Desempenho dos planos SISTEL em fevereiro de 2020

Seguem abaixo os quadros com informações sobre o desempenho dos planos SISTEL referentes ao mês de FEVEREIRO de 2020.

Todas as informações dos quadros foram extraídas dos relatórios SISTEL de cada plano.

Para cada mês, a principal informação do primeiro quadro é a rentabilidade dos planos: quanto cada um deles rendeu percentualmente no mês e no ano civil corrente; seu desempenho frente à meta estabelecida pela SISTEL; e o seu índice de cobertura, isto é, um indicador de quanto os recursos disponíveis são capazes de cobrir a projeção matemática das obrigações para com os participantes.

O segundo quadro trata principalmente do volume de recursos dos planos, isto é, seu patrimônio social, bem como de outros valores importantes tais como as sobras acumuladas (patrimônio do fundo menos as provisões) e os fundos previdenciais (fundos para cobrir riscos ou flutuações extraordinárias nos compromissos dos planos).

O terceiro quadro dá um panorama sobre a população de participantes de cada plano – ativos, assistidos e pensionistas.

Comentários

Os comentários seguintes foram extraídos dos relatórios dos planos elaborados pela SISTEL.

O mês de fevereiro foi marcado pelo potencial impacto da epidemia do coronavírus sobre a economia mundial e os preços de ativos.

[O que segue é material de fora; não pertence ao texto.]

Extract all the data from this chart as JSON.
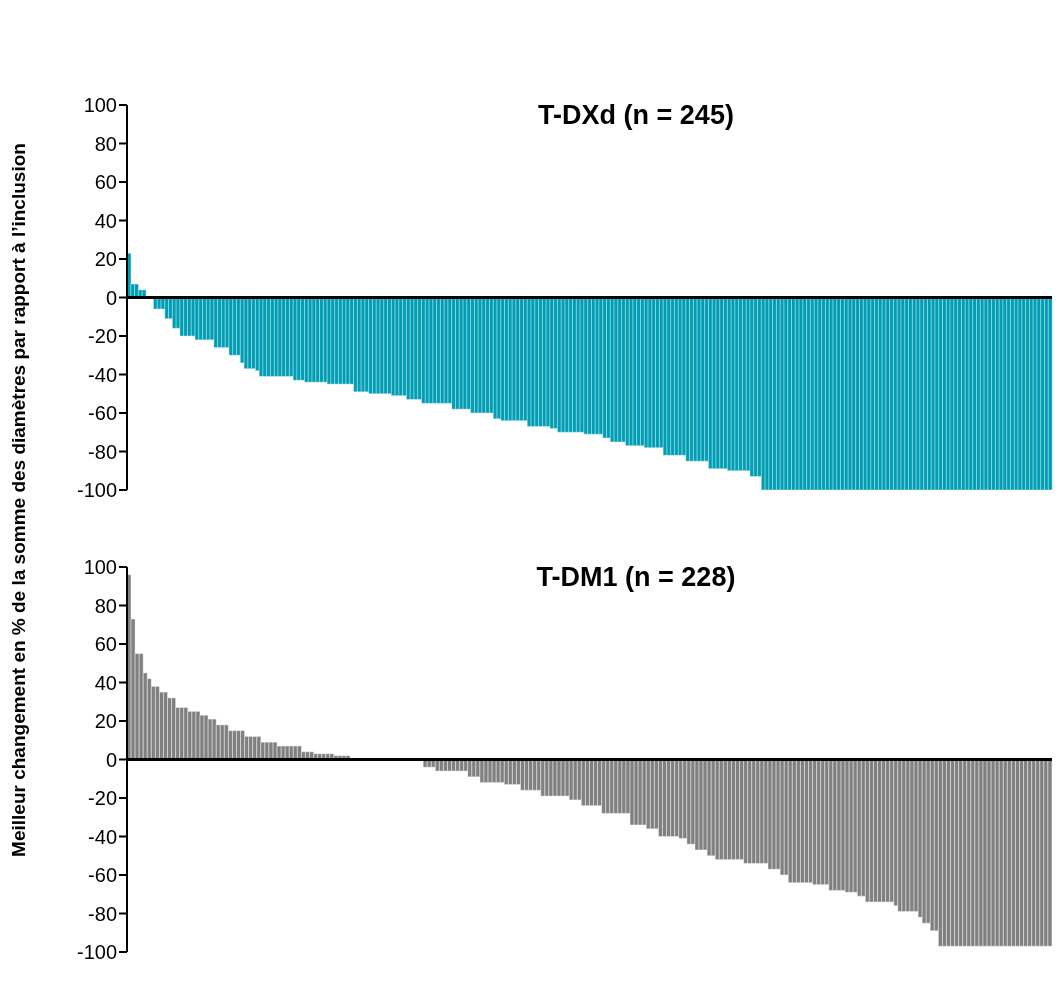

Inicialmente, a preocupação era com a interrupção da cadeia de produção de suprimentos, afetando alguns setores. No entanto, na última semana de fevereiro, o mercado viveu uma forte turbulência, com desempenho negativo que superou a crise financeira global de 2008-2009.

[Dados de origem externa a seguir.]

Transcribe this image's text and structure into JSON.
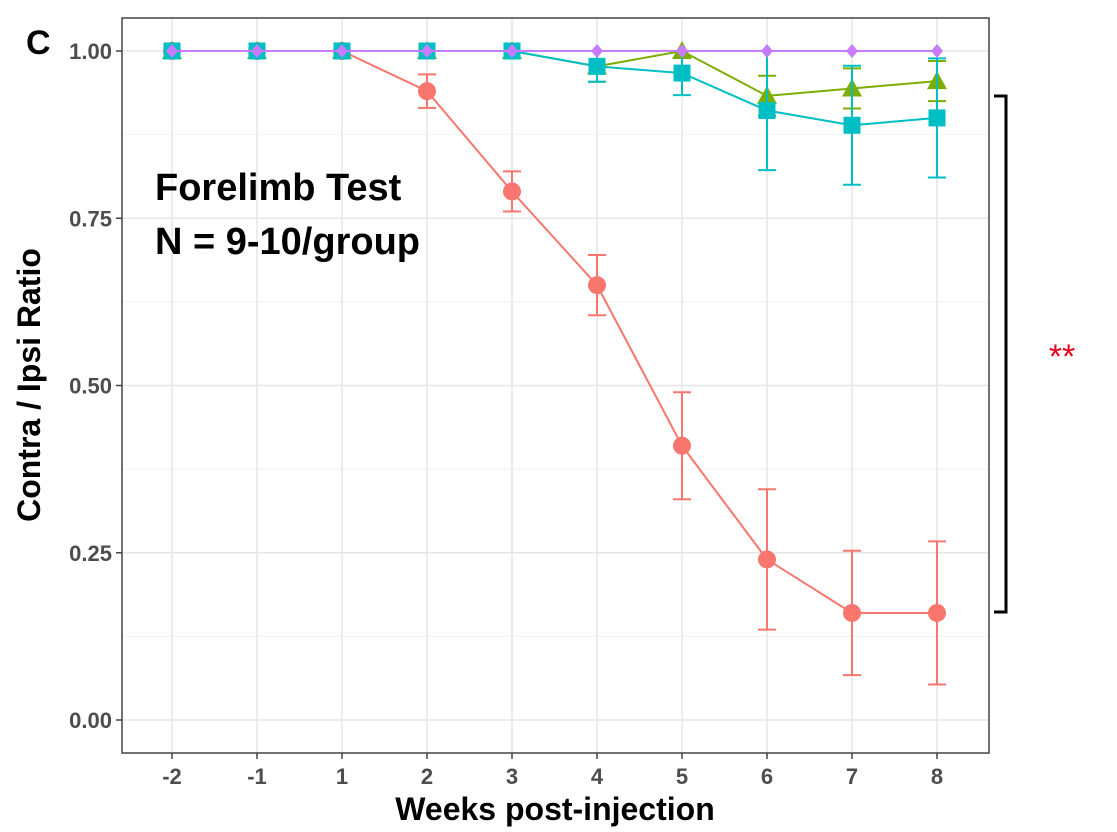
{
  "panel_label": "C",
  "annotation": {
    "line1": "Forelimb Test",
    "line2": "N = 9-10/group"
  },
  "significance": "**",
  "chart_data": {
    "type": "line",
    "title": "",
    "xlabel": "Weeks post-injection",
    "ylabel": "Contra / Ipsi Ratio",
    "x": [
      -2,
      -1,
      1,
      2,
      3,
      4,
      5,
      6,
      7,
      8
    ],
    "x_tick_labels": [
      "-2",
      "-1",
      "1",
      "2",
      "3",
      "4",
      "5",
      "6",
      "7",
      "8"
    ],
    "ylim": [
      0.0,
      1.0
    ],
    "y_ticks": [
      0.0,
      0.25,
      0.5,
      0.75,
      1.0
    ],
    "y_tick_labels": [
      "0.00",
      "0.25",
      "0.50",
      "0.75",
      "1.00"
    ],
    "grid": true,
    "legend": "none",
    "series": [
      {
        "color": "#f8766d",
        "marker": "circle",
        "values": [
          1.0,
          1.0,
          1.0,
          0.94,
          0.79,
          0.65,
          0.41,
          0.24,
          0.16,
          0.16
        ],
        "error": [
          0,
          0,
          0,
          0.025,
          0.03,
          0.045,
          0.08,
          0.105,
          0.093,
          0.107
        ]
      },
      {
        "color": "#7cae00",
        "marker": "triangle",
        "values": [
          1.0,
          1.0,
          1.0,
          1.0,
          1.0,
          0.977,
          1.0,
          0.933,
          0.944,
          0.955
        ],
        "error": [
          0,
          0,
          0,
          0,
          0,
          0.023,
          0,
          0.03,
          0.03,
          0.03
        ]
      },
      {
        "color": "#00bfc4",
        "marker": "square",
        "values": [
          1.0,
          1.0,
          1.0,
          1.0,
          1.0,
          0.977,
          0.967,
          0.911,
          0.889,
          0.9
        ],
        "error": [
          0,
          0,
          0,
          0,
          0,
          0.023,
          0.033,
          0.089,
          0.089,
          0.089
        ]
      },
      {
        "color": "#c77cff",
        "marker": "diamond",
        "values": [
          1.0,
          1.0,
          1.0,
          1.0,
          1.0,
          1.0,
          1.0,
          1.0,
          1.0,
          1.0
        ],
        "error": [
          0,
          0,
          0,
          0,
          0,
          0,
          0,
          0,
          0,
          0
        ]
      }
    ]
  }
}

Com isso, as autoridades monetárias de diversos países recorreram ao afrouxamento monetário com redução da taxa de juros e estímulos fiscais, com objetivo de atenuar os impactos econômicos da epidemia. O setor de turismo e transportes começam a sofrer impactos, cuja previsão é de que serão mais duradouros.

No cenário doméstico, a combinação do cenário internacional e a estagnação da agenda de reformas no Congresso, fez com que o desempenho fosse negativo em vários mercados. O índice da bolsa de valores (Ibovespa) registrou uma variação negativa de 8,4 enquanto o dólar atingiu o patamar de R$/US$ 4,47. O Banco Central, por sua vez, reduziu a taxa de juros em 0,25p.p. para 4,25% a.a.

No aspecto inflacionário, o IPCA, que é o índice que corrige os títulos públicos federais NTN-B variou 0,25%a.a. no mês, enquanto o INPC, índice para o cálculo da taxa atuarial variou 0,17%.

CPqDPrev

A carteira de investimentos superou a variação da meta atuarial, em razão do retorno do segmento de estruturados (12,49%), retratando o resultado da reavaliação de ativo que compõe a carteira do fundo de investimento em participações.

PBSCPqD

A carteira de investimentos superou a variação da meta atuarial em razão do retorno do segmento de estruturados (12,36%), retratando o resultado da reavaliação de ativo que compõe a carteira do fundo de investimento em participações.

PBS-A

A carteira de investimentos não superou a variação da meta atuarial, em razão do menor rendimento do segmento de renda fixa, face ao IGP-M, que corrige os títulos públicos federais NTN-C, ter sido negativo de 0,04%. O plano possui em torno de 21% de alocação nesses títulos. No entanto, a rentabilidade acumulada no ano superou a meta atuarial do plano.

PAMA

A carteira de investimentos superou ligeiramente a variação da meta atuarial, não obstante à variação negativa do IGP-M (-0,04%), que afetou o retorno das NTN-C, cuja participação representa em torno de 14% dos ativos do plano. O déficit acumulado no ano (R$ 18 millhões – incremento de 7,5% em relação ao déficit em dez 2019) decorre da conjugação do menor fluxo de investimentos (Selic, IPCA e IGP-M), pagamento de benefícios e correção das provisões matemáticas pelo INPC do mês anterior, que no mês de janeiro foi de 1,22% e fevereiro 0,19%, mais juros atuariais. No entanto, o patrimônio de cobertura do plano é superior às reservas necessárias para o pagamento das obrigações em 18,6%.

InovaPrev

A carteira de investimentos não superou a variação da meta atuarial, principalmente, em razão do retorno do segmento de renda variável (-7,80%), cuja participação é de 6,4% dos ativos do plano. O resultado foi amenizado pelo retorno do segmento de estruturados (13,27%), que retrata a reavaliação de ativo que compõe a carteira do fundo de investimento em participações.